Pushing the start of the MLB season up too far in the calendar runs a higher risk of not actually playing some of those early season games as scheduled.
I love baseball as much as the next guy, but anyone living in Chicago — and those living in the Midwest in general — have the unfortunate battle against the all-powerful Mother Nature.
Those who are brave enough will attend cold-weather games to watch their favorite teams. Bundled from head to toe, spring baseball games feel more like a December NFL game for a number of teams.
As the early tone of weather has dictated, there have been a number of games canceled due to inclement weather or heavy rainfall.
- Atlanta Braves: one game
- Baltimore Orioles: one game
- Boston Red Sox: one game
- Cincinnati Reds: two games
- Chicago Cubs: four games
- Chicago White Sox: four games
- Cleveland Indians: two games
- Detroit Tigers: six games
- Kansas City Royals: four games
- Los Angeles Angels: one game
- Los Angeles Dodgers: one game
- Minnesota Twins: four games
- New York Mets: one game
- New York Yankees: four games
- Pittsburgh Pirates: three games
- Philadelphia Phillies: one game
- San Francisco Giants: one game
- Seattle Mariners: one game
- St. Louis Cardinals: one game
- Tampa Bay Rays: one game
- Toronto Blue Jays: three games
- Washington Nationals: one game
Total: 47 games
Twenty-two out of 30 teams — certain teams did match up together like Detroit and Pittsburgh –had games canceled due to inclement weather from Opening Day on March 29 to April 16. A total of 73.3 percentage of teams have games to make up and/or doubleheaders to schedule down the road to make up.
What can be done?
Well, unless you have a weather-controlling machine — and if you do, have your people call my people –there’s not much that can be done for cold-weather cities. One thought that has been thrown around is limiting the MLB season down from 162 games to around 148 games or even lower.

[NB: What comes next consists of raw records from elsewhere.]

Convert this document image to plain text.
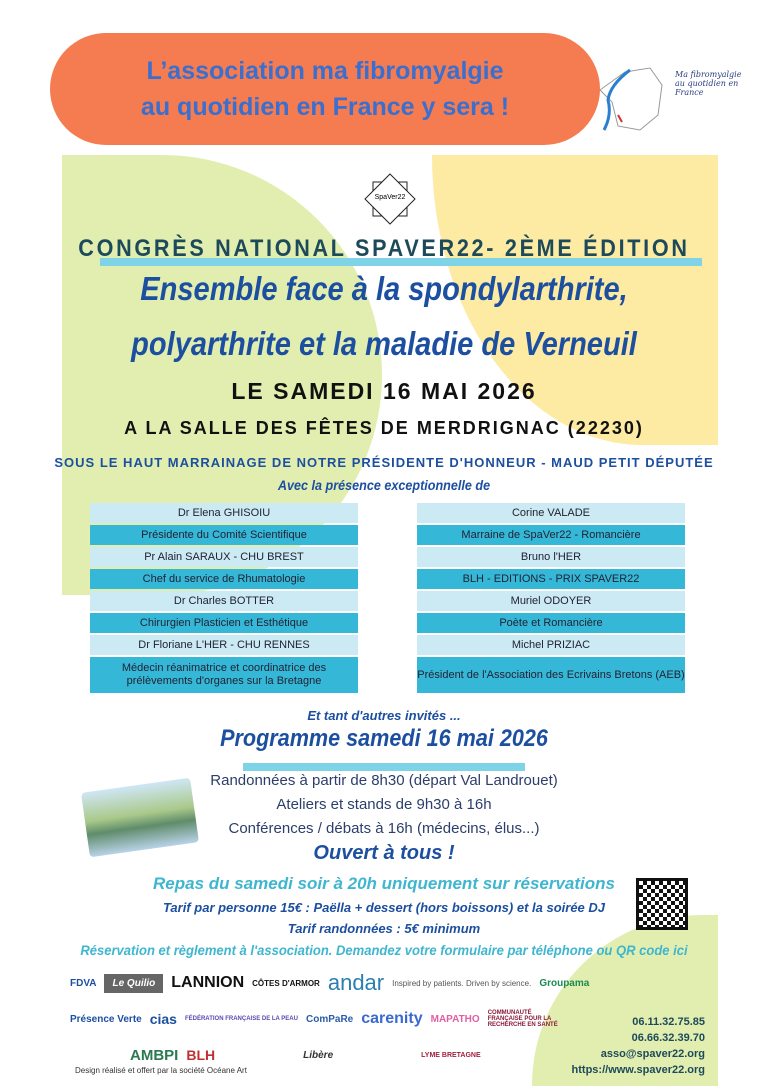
L’association ma fibromyalgie
au quotidien en France y sera !
Ma fibromyalgie au quotidien en France
SpaVer22
CONGRÈS NATIONAL SPAVER22- 2ÈME ÉDITION
Ensemble face à la spondylarthrite,
polyarthrite et la maladie de Verneuil
LE SAMEDI 16 MAI 2026
A LA SALLE DES FÊTES DE MERDRIGNAC (22230)
SOUS LE HAUT MARRAINAGE DE NOTRE PRÉSIDENTE D'HONNEUR - MAUD PETIT DÉPUTÉE
Avec la présence exceptionnelle de
Dr Elena GHISOIU
Présidente du Comité Scientifique
Pr Alain SARAUX - CHU BREST
Chef du service de Rhumatologie
Dr Charles BOTTER
Chirurgien Plasticien et Esthétique
Dr Floriane L'HER - CHU RENNES
Médecin réanimatrice et coordinatrice des prélèvements d'organes sur la Bretagne
Corine VALADE
Marraine de SpaVer22 - Romancière
Bruno l'HER
BLH - EDITIONS - PRIX SPAVER22
Muriel ODOYER
Poète et Romancière
Michel PRIZIAC
Président de l'Association des Ecrivains Bretons (AEB)
Et tant d'autres invités ...
Programme samedi 16 mai 2026
Randonnées à partir de 8h30 (départ Val Landrouet)
Ateliers et stands de 9h30 à 16h
Conférences / débats à 16h (médecins, élus...)
Ouvert à tous !
Repas du samedi soir à 20h uniquement sur réservations
Tarif par personne 15€ : Paëlla + dessert (hors boissons) et la soirée DJ
Tarif randonnées : 5€ minimum
Réservation et règlement à l'association. Demandez votre formulaire par téléphone ou QR code ici
FDVA	Le Quilio	LANNION CÔTES D'ARMOR andar Inspired by patients. Driven by science. Groupama
Présence Verte cias FÉDÉRATION FRANÇAISE DE LA PEAU ComPaRe carenity MAPATHO
COMMUNAUTÉ FRANÇAISE POUR LA RECHERCHE EN SANTÉ
AMBPI BLH	Libère	LYME BRETAGNE
Design réalisé et offert par la société Océane Art
06.11.32.75.85
06.66.32.39.70
asso@spaver22.org
https://www.spaver22.org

If you’d like to play the extreme what-if game, one could make the argument to turn non-dome ballparks into domed ballparks. That would negate the outside weather, and to take it one step further, you could make the domes retractable for those blistering summer games.
Though I guess snow will always pose a problem. Just ask Toronto.
The other argument that could be made is to just simply push Opening Day back into April, and perhaps the middle or end of April. Baseball purists might not enjoy having to wait a few extra weeks, but if the early games are going to get canceled, then doesn’t that add up in the end?
Now this is the first time in a long time that games have been so severely affected by weather, but if it happens again in the same amount, say in the next two to three years, the MLB might seriously look into its starting date.
Not to mention, I’m no expert of putting contact on the ball with a bat, but you have to imagine the cold weather is affecting player performance either from the mound or the plate. Balls that normally would carry out are being knocked down by the harsh winds. It’s a small point, but still one worth thinking about.
With the World Series having gone into November, it’s best to keep the threat of cold weather in the back end of the season, rather than the start.